AVREBBE CERCATO DI FAVORIRE IL FIDANZATO LA MINISTRA GUIDI SI DIMETTE
La vicenda del Ministro Guidi, costretta alle dimissioni per le ingerenze sulla normativa riguardante l’attività di estrazione petrolifera, dovrebbe contribuire a chiarire una volta per tutte cosa si intende per “lobbismo”.
Le lobby sono centri di potere, non occulto, ma estranei alle istituzioni, perché non legittimati dalla rappresentatività popolare, che, tuttavia, attraverso l’operato di propri “emissari” finiscono egualmente per operare dentro le istituzioni, condizionandone le scelte.
Di “occulto”, dunque, non è l’organizzazione, ma il modo col quale si formano le decisioni. Esse, invece di essere prese dagli organi istituzionali, sulla base di un indirizzo politico formato dalla maggioranza e dell’apporto tecnico degli uffici, sono prese altrove: negli uffici dei potentati economici e bancari, che creano un proprio indirizzo operativo e cercano di farlo passare, sovrapponendolo a qualsiasi mandato elettorale, attraverso gli emissari della lobby.
A dirla in breve si tratta di niente altro se non di “conflitto di interessi”, parole quasi impronunciabili in un Paese che da anni ha rinunciato a disciplinare questa materia. E i risultati si vedono, ogni giorno.
In fondo, la questione della Guidi non è poi così diversa da altri casi evidentissimi di lobbismo o, comunque, di opacità dell’attività amministrativa: le 4 banche andate a gambe all’aria con le implicazioni dell’altro Ministro Boschi; la riforma appunto delle banche che ha introdotto salvaguardie ai consiglieri di amministrazione non previste dalla disciplina europea che, pure, si afferma essere stata attuata con la riforma; l’eliminazione del reato della frode fiscale tentata a dicembre del 2014 dalla famosa “manina” che non si è mai trovata.

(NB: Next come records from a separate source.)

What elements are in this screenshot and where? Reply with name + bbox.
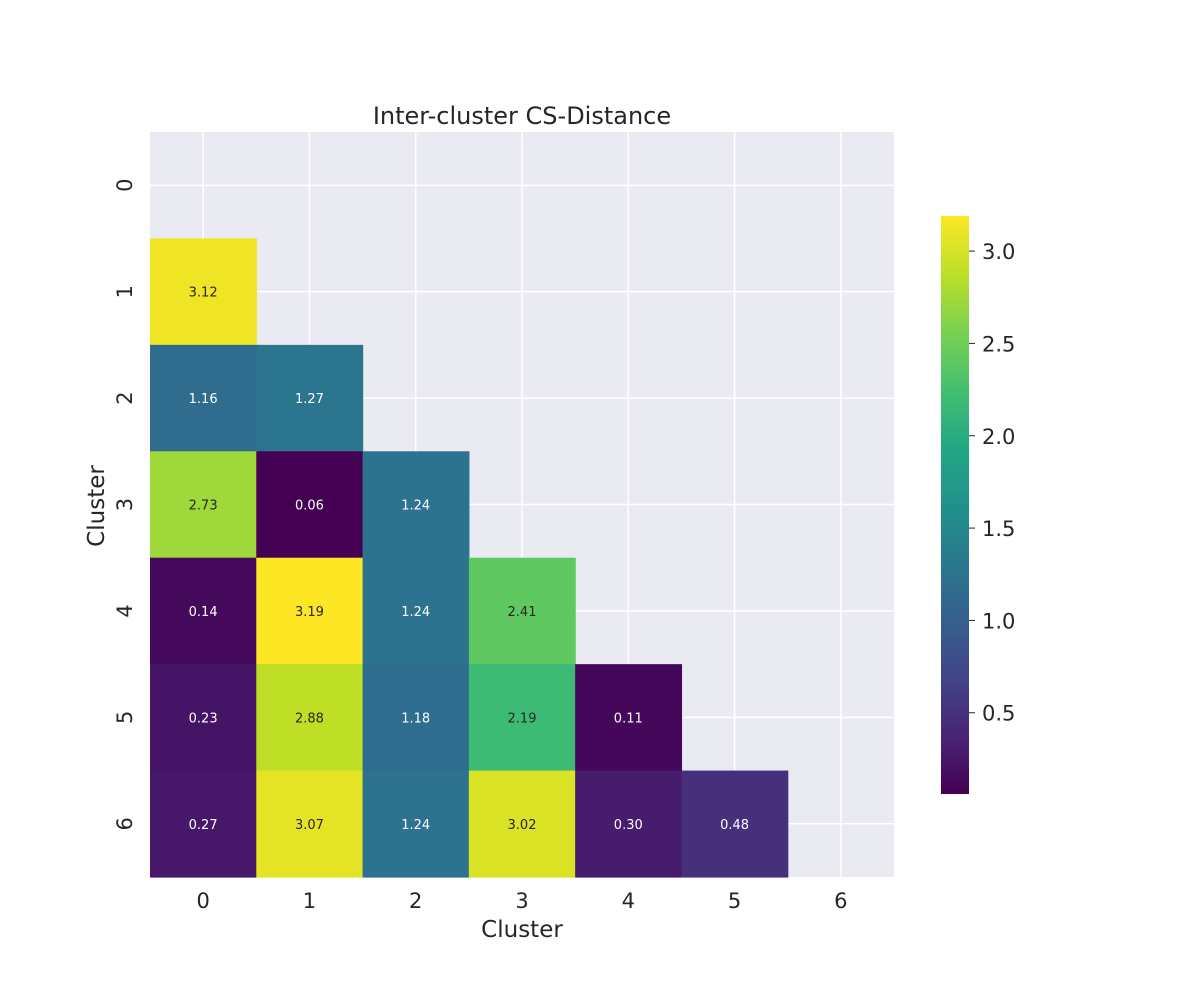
cell-value-label: 2.88 [295, 711, 324, 726]
cell-value-label: 3.07 [295, 818, 324, 833]
y-tick-label: 5 [113, 711, 137, 724]
y-axis-ticks: 0 1 2 3 4 5 6 [113, 179, 137, 831]
x-axis-label: Cluster [481, 917, 563, 943]
heatmap-cell [575, 770, 683, 878]
heatmap-cell [150, 557, 257, 665]
cell-value-label: 0.11 [614, 711, 643, 726]
colorbar-tick-label: 1.0 [982, 609, 1015, 633]
y-tick-label: 6 [113, 817, 137, 830]
colorbar-tick-label: 1.5 [982, 517, 1015, 541]
heatmap-cell [256, 557, 364, 665]
colorbar-tick-label: 2.5 [982, 332, 1015, 356]
cell-value-label: 0.06 [295, 499, 324, 514]
cell-value-label: 0.23 [189, 711, 218, 726]
cell-value-label: 3.12 [189, 286, 218, 301]
heatmap-cell [468, 557, 576, 665]
cell-value-label: 0.30 [614, 818, 643, 833]
heatmap-cell [362, 664, 470, 772]
y-tick-label: 1 [113, 285, 137, 298]
heatmap-cell [150, 664, 257, 772]
x-tick-label: 1 [303, 889, 316, 913]
cell-annotations: 3.12 1.16 1.27 2.73 0.06 1.24 0.14 3.19 1.24 2.41… [189, 286, 749, 833]
x-tick-label: 5 [728, 889, 741, 913]
heatmap-cell [575, 664, 683, 772]
y-axis-label: Cluster [84, 465, 110, 547]
heatmap-cell [256, 451, 364, 559]
cell-value-label: 2.73 [189, 499, 218, 514]
heatmap-cell [256, 664, 364, 772]
y-tick-label: 4 [113, 604, 137, 617]
colorbar-tick-label: 3.0 [982, 240, 1015, 264]
cell-value-label: 1.24 [401, 818, 430, 833]
cell-value-label: 2.19 [508, 711, 537, 726]
chart-title: Inter-cluster CS-Distance [373, 102, 671, 130]
cell-value-label: 1.24 [401, 605, 430, 620]
heatmap-cell [256, 770, 364, 878]
heatmap-cell [362, 557, 470, 665]
cell-value-label: 1.24 [401, 499, 430, 514]
colorbar-tick-label: 0.5 [982, 702, 1015, 726]
heatmap-cell [150, 451, 257, 559]
cell-value-label: 0.48 [720, 818, 749, 833]
x-tick-label: 2 [409, 889, 422, 913]
x-tick-label: 0 [196, 889, 209, 913]
x-tick-label: 3 [515, 889, 528, 913]
y-tick-label: 0 [113, 179, 137, 192]
heatmap-cell [681, 770, 789, 878]
heatmap-cell [468, 664, 576, 772]
heatmap-cell [256, 344, 364, 452]
heatmap-cell [468, 770, 576, 878]
heatmap-cell [362, 451, 470, 559]
cell-value-label: 0.27 [189, 818, 218, 833]
cell-value-label: 0.14 [189, 605, 218, 620]
colorbar-ticks: 0.5 1.0 1.5 2.0 2.5 3.0 [969, 240, 1015, 726]
y-tick-label: 2 [113, 391, 137, 404]
cell-value-label: 1.27 [295, 392, 324, 407]
colorbar-gradient [941, 216, 969, 794]
heatmap-cell [150, 770, 257, 878]
cell-value-label: 3.19 [295, 605, 324, 620]
colorbar-tick-label: 2.0 [982, 425, 1015, 449]
x-tick-label: 4 [622, 889, 635, 913]
cell-value-label: 2.41 [508, 605, 537, 620]
cell-value-label: 3.02 [508, 818, 537, 833]
colorbar: 0.5 1.0 1.5 2.0 2.5 3.0 [941, 216, 1015, 794]
y-tick-label: 3 [113, 498, 137, 511]
heatmap-cell [362, 770, 470, 878]
heatmap-cell [150, 344, 257, 452]
x-tick-label: 6 [834, 889, 847, 913]
heatmap-cell [150, 238, 257, 346]
cell-value-label: 1.18 [401, 711, 430, 726]
cell-value-label: 1.16 [189, 392, 218, 407]
heatmap-cells [150, 238, 789, 878]
x-axis-ticks: 0 1 2 3 4 5 6 [196, 889, 847, 913]
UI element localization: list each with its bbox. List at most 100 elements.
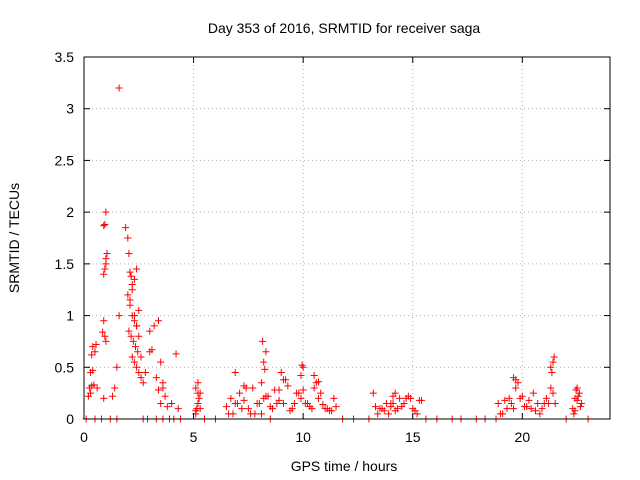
data-point — [371, 403, 379, 411]
data-point — [134, 348, 142, 356]
data-point — [172, 350, 180, 358]
data-point — [574, 392, 582, 400]
data-point — [575, 389, 583, 397]
data-point — [91, 348, 99, 356]
data-point — [396, 394, 404, 402]
data-point — [275, 386, 283, 394]
data-point — [332, 403, 340, 411]
data-point — [238, 405, 246, 413]
data-point — [128, 353, 136, 361]
data-point — [376, 405, 384, 413]
data-point — [233, 399, 241, 407]
data-point — [279, 399, 287, 407]
data-point — [244, 405, 252, 413]
x-tick-label: 0 — [80, 429, 88, 445]
data-point — [295, 389, 303, 397]
y-axis-label: SRMTID / TECUs — [6, 183, 22, 293]
data-point — [100, 394, 108, 402]
data-point — [549, 358, 557, 366]
y-tick-label: 3 — [66, 101, 74, 117]
data-point — [141, 368, 149, 376]
y-tick-label: 0.5 — [55, 359, 75, 375]
data-point — [310, 372, 318, 380]
data-point — [547, 384, 555, 392]
data-point — [103, 250, 111, 258]
data-point — [101, 265, 109, 273]
data-point — [277, 368, 285, 376]
data-point — [192, 407, 200, 415]
data-point — [297, 372, 305, 380]
data-point — [192, 384, 200, 392]
data-point — [505, 394, 513, 402]
data-point — [385, 410, 393, 418]
y-tick-label: 1 — [66, 308, 74, 324]
data-point — [150, 322, 158, 330]
data-point — [236, 389, 244, 397]
data-point — [100, 270, 108, 278]
data-point — [304, 399, 312, 407]
data-point — [374, 410, 382, 418]
data-point — [102, 337, 110, 345]
data-point — [157, 358, 165, 366]
data-point — [525, 396, 533, 404]
data-point — [240, 382, 248, 390]
data-point — [137, 374, 145, 382]
data-point — [229, 410, 237, 418]
x-axis-label: GPS time / hours — [291, 458, 398, 474]
data-point — [286, 407, 294, 415]
data-point — [536, 410, 544, 418]
data-point — [128, 286, 136, 294]
data-point — [501, 396, 509, 404]
data-point — [92, 341, 100, 349]
data-point — [389, 392, 397, 400]
data-point — [194, 389, 202, 397]
data-point — [534, 399, 542, 407]
data-point — [542, 394, 550, 402]
data-point — [503, 405, 511, 413]
data-point — [573, 396, 581, 404]
data-point — [398, 403, 406, 411]
data-point — [319, 401, 327, 409]
data-point — [273, 399, 281, 407]
data-point — [127, 332, 135, 340]
data-point — [255, 399, 263, 407]
data-point — [132, 343, 140, 351]
data-point — [411, 407, 419, 415]
data-point — [102, 208, 110, 216]
data-point — [115, 312, 123, 320]
data-point — [262, 348, 270, 356]
data-point — [195, 394, 203, 402]
data-point — [523, 403, 531, 411]
data-point — [194, 399, 202, 407]
data-point — [264, 392, 272, 400]
data-point — [249, 384, 257, 392]
data-point — [369, 389, 377, 397]
data-point — [129, 337, 137, 345]
data-point — [494, 399, 502, 407]
data-point — [380, 407, 388, 415]
data-point — [260, 358, 268, 366]
y-tick-label: 1.5 — [55, 256, 75, 272]
data-point — [163, 403, 171, 411]
data-point — [547, 363, 555, 371]
data-point — [310, 384, 318, 392]
data-point — [527, 405, 535, 413]
data-point — [578, 399, 586, 407]
data-point — [133, 322, 141, 330]
data-point — [550, 353, 558, 361]
data-point — [139, 379, 147, 387]
data-point — [259, 337, 267, 345]
data-point — [124, 291, 132, 299]
data-point — [549, 389, 557, 397]
y-tick-label: 2.5 — [55, 152, 75, 168]
data-point — [512, 384, 520, 392]
data-point — [330, 394, 338, 402]
data-point — [317, 389, 325, 397]
data-point — [531, 407, 539, 415]
data-point — [222, 403, 230, 411]
data-point — [196, 405, 204, 413]
data-point — [315, 394, 323, 402]
data-point — [571, 407, 579, 415]
data-point — [159, 384, 167, 392]
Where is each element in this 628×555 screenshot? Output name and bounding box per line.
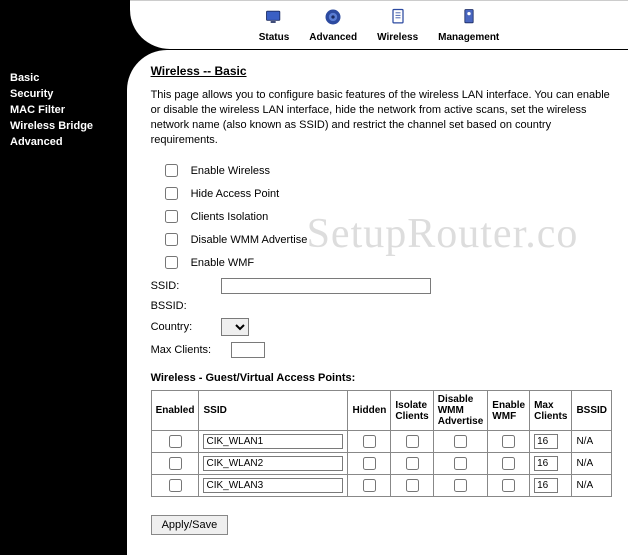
vap-hidden-checkbox[interactable]	[363, 435, 376, 448]
checkbox-label: Enable WMF	[191, 257, 255, 269]
th-ssid: SSID	[199, 391, 348, 431]
vap-enable-wmf-checkbox[interactable]	[502, 457, 515, 470]
nav-label: Wireless	[377, 32, 418, 43]
vap-enabled-checkbox[interactable]	[169, 479, 182, 492]
vap-maxclients-input[interactable]	[534, 456, 558, 471]
vap-ssid-input[interactable]	[203, 456, 343, 471]
table-row: N/A	[151, 475, 611, 497]
checkbox-label: Enable Wireless	[191, 165, 270, 177]
vap-isolate-checkbox[interactable]	[406, 457, 419, 470]
sidebar: Basic Security MAC Filter Wireless Bridg…	[0, 50, 127, 555]
advanced-icon	[323, 7, 343, 30]
bssid-label: BSSID:	[151, 300, 221, 312]
table-row: N/A	[151, 453, 611, 475]
nav-label: Management	[438, 32, 499, 43]
th-isolate: Isolate Clients	[391, 391, 433, 431]
top-nav: Status Advanced Wireless Management	[130, 0, 628, 50]
sidebar-item-wireless-bridge[interactable]: Wireless Bridge	[10, 118, 117, 134]
maxclients-label: Max Clients:	[151, 344, 231, 356]
vap-enabled-checkbox[interactable]	[169, 457, 182, 470]
vap-disable-wmm-checkbox[interactable]	[454, 457, 467, 470]
sidebar-item-security[interactable]: Security	[10, 86, 117, 102]
nav-advanced[interactable]: Advanced	[309, 7, 357, 43]
management-icon	[459, 7, 479, 30]
disable-wmm-checkbox[interactable]	[165, 233, 178, 246]
vap-hidden-checkbox[interactable]	[363, 457, 376, 470]
table-row: N/A	[151, 431, 611, 453]
wireless-icon	[388, 7, 408, 30]
vap-maxclients-input[interactable]	[534, 434, 558, 449]
vap-disable-wmm-checkbox[interactable]	[454, 435, 467, 448]
clients-isolation-checkbox[interactable]	[165, 210, 178, 223]
vap-bssid: N/A	[572, 453, 612, 475]
maxclients-input[interactable]	[231, 342, 265, 358]
vap-isolate-checkbox[interactable]	[406, 435, 419, 448]
vap-disable-wmm-checkbox[interactable]	[454, 479, 467, 492]
vap-table: Enabled SSID Hidden Isolate Clients Disa…	[151, 390, 612, 497]
ssid-label: SSID:	[151, 280, 221, 292]
country-label: Country:	[151, 321, 221, 333]
page-description: This page allows you to configure basic …	[151, 88, 612, 147]
checkbox-label: Disable WMM Advertise	[191, 234, 308, 246]
vap-hidden-checkbox[interactable]	[363, 479, 376, 492]
vap-enable-wmf-checkbox[interactable]	[502, 479, 515, 492]
enable-wmf-checkbox[interactable]	[165, 256, 178, 269]
th-disable-wmm: Disable WMM Advertise	[433, 391, 488, 431]
th-hidden: Hidden	[348, 391, 391, 431]
vap-isolate-checkbox[interactable]	[406, 479, 419, 492]
page-title: Wireless -- Basic	[151, 64, 612, 78]
sidebar-item-mac-filter[interactable]: MAC Filter	[10, 102, 117, 118]
vap-bssid: N/A	[572, 431, 612, 453]
nav-management[interactable]: Management	[438, 7, 499, 43]
vap-title: Wireless - Guest/Virtual Access Points:	[151, 372, 612, 384]
vap-ssid-input[interactable]	[203, 478, 343, 493]
content-panel: SetupRouter.co Wireless -- Basic This pa…	[127, 50, 628, 555]
nav-wireless[interactable]: Wireless	[377, 7, 418, 43]
checkbox-label: Clients Isolation	[191, 211, 269, 223]
checkbox-label: Hide Access Point	[191, 188, 280, 200]
th-max-clients: Max Clients	[530, 391, 572, 431]
sidebar-item-advanced[interactable]: Advanced	[10, 134, 117, 150]
th-enabled: Enabled	[151, 391, 199, 431]
enable-wireless-checkbox[interactable]	[165, 164, 178, 177]
ssid-input[interactable]	[221, 278, 431, 294]
status-icon	[264, 7, 284, 30]
hide-ap-checkbox[interactable]	[165, 187, 178, 200]
country-select[interactable]	[221, 318, 249, 336]
nav-label: Status	[259, 32, 290, 43]
nav-status[interactable]: Status	[259, 7, 290, 43]
th-bssid: BSSID	[572, 391, 612, 431]
vap-maxclients-input[interactable]	[534, 478, 558, 493]
vap-ssid-input[interactable]	[203, 434, 343, 449]
apply-save-button[interactable]: Apply/Save	[151, 515, 229, 535]
vap-enabled-checkbox[interactable]	[169, 435, 182, 448]
vap-enable-wmf-checkbox[interactable]	[502, 435, 515, 448]
vap-bssid: N/A	[572, 475, 612, 497]
nav-label: Advanced	[309, 32, 357, 43]
th-enable-wmf: Enable WMF	[488, 391, 530, 431]
sidebar-item-basic[interactable]: Basic	[10, 70, 117, 86]
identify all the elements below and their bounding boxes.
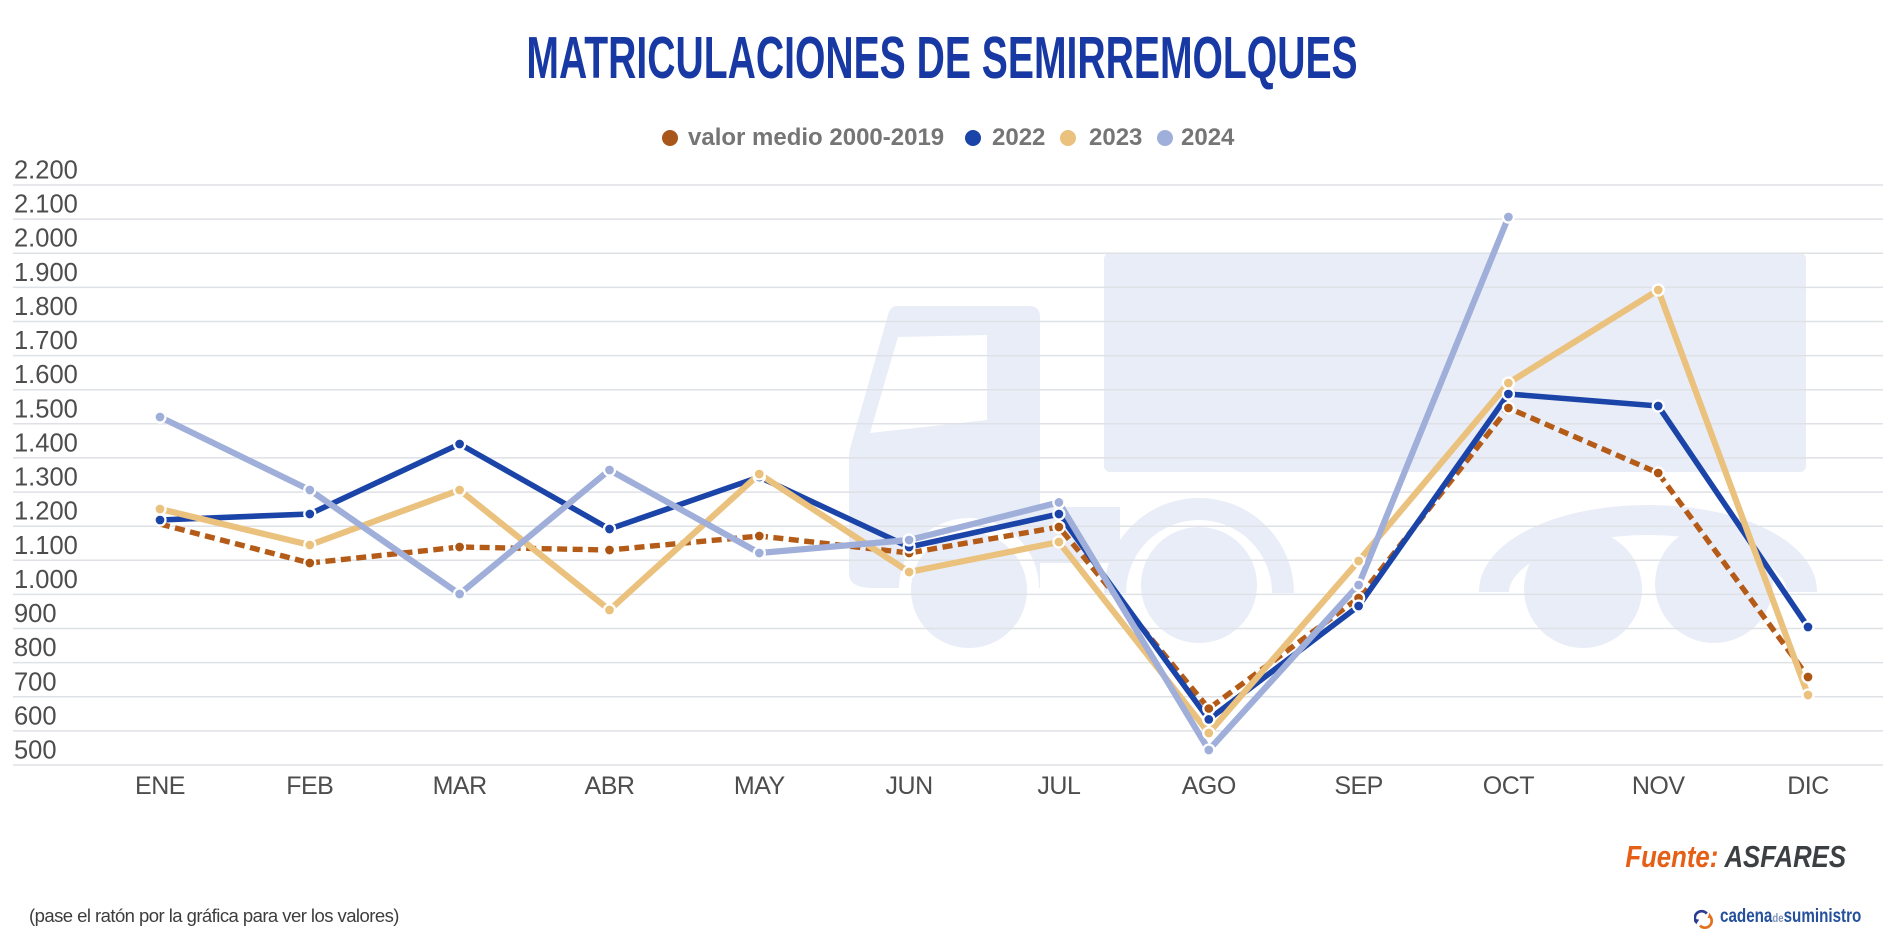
- svg-text:1.700: 1.700: [14, 327, 78, 355]
- svg-text:1.400: 1.400: [14, 429, 78, 457]
- svg-text:FEB: FEB: [286, 772, 333, 800]
- svg-text:2.100: 2.100: [14, 191, 78, 219]
- svg-text:600: 600: [14, 702, 57, 730]
- svg-text:900: 900: [14, 600, 57, 628]
- svg-text:SEP: SEP: [1334, 772, 1383, 800]
- svg-text:1.100: 1.100: [14, 532, 78, 560]
- svg-text:MAY: MAY: [734, 772, 786, 800]
- svg-text:500: 500: [14, 737, 57, 765]
- svg-text:1.000: 1.000: [14, 566, 78, 594]
- svg-text:NOV: NOV: [1632, 772, 1686, 800]
- svg-text:800: 800: [14, 634, 57, 662]
- svg-text:ABR: ABR: [585, 772, 635, 800]
- svg-text:ENE: ENE: [135, 772, 185, 800]
- svg-text:JUN: JUN: [886, 772, 933, 800]
- svg-text:1.300: 1.300: [14, 464, 78, 492]
- svg-text:1.500: 1.500: [14, 395, 78, 423]
- svg-text:1.800: 1.800: [14, 293, 78, 321]
- svg-text:1.200: 1.200: [14, 498, 78, 526]
- svg-text:OCT: OCT: [1483, 772, 1535, 800]
- svg-text:700: 700: [14, 668, 57, 696]
- svg-text:1.900: 1.900: [14, 259, 78, 287]
- svg-text:1.600: 1.600: [14, 361, 78, 389]
- svg-text:2.000: 2.000: [14, 225, 78, 253]
- svg-text:2.200: 2.200: [14, 157, 78, 185]
- svg-text:DIC: DIC: [1787, 772, 1829, 800]
- svg-text:JUL: JUL: [1037, 772, 1081, 800]
- svg-text:AGO: AGO: [1182, 772, 1236, 800]
- svg-text:MAR: MAR: [433, 772, 487, 800]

L’opacità è figlia delle lobby e il loro potere è, ovviamente, tanto più ampio quanto meno i poteri politici hanno da rispondere ad un elettorato e ad un programma elettorale. La questione che ha portato la Guidi alle dimissioni è emblematica: un emendamento ad una legge tagliato su misura delle esigenze del proprio fidanzato e proposto in una commissione parlamentare alle 4 di notte, poi cancellato grazie alla buona guardia delle opposizioni, ma ripresentato alla chetichella poco tempo dopo, con la legge di stabilità del 2015. E non si deve dimenticare che quella legge, come tantissime altre, è stata votata sulla base di un maxiemendamento blindato dal voto di fiducia: maxiemendamento che conteneva la norma “incriminata”.
Forse non tutti i decreti legge approvati con maxiemandamenti e voti di fiducia sono originati da esigenze di lobby. Purtroppo, occorre, però, premettere il “forse”. La presenza delle lobby nel Governo è molto chiara ed evidente: la Guidi, con Poletti e con Lupi hanno rappresentato le esigenze datoriali di industrie, Confindustria e cooperative. Ed hanno garantito l’approvazione di riforme del lavoro anch’esse scritte ed elaborate fuori dal Parlamento, avendo come fonte sostanzialmente una proposta confindustriale quasi copiata in ogni sua parte.
Riforme che riducono la rappresentatività, come quella dell’Italicum, quella del Senato o anche quella delle province, non sono il rimedio all’opacità delle lobby e degli emendamenti notturni ad personam, ma, all’opposto, sono funzionali a mettere definitivamente a sistema un lobbismo che si fa Governo. Ma, le lobby non perseguono interessi generali, non è il loro mestiere.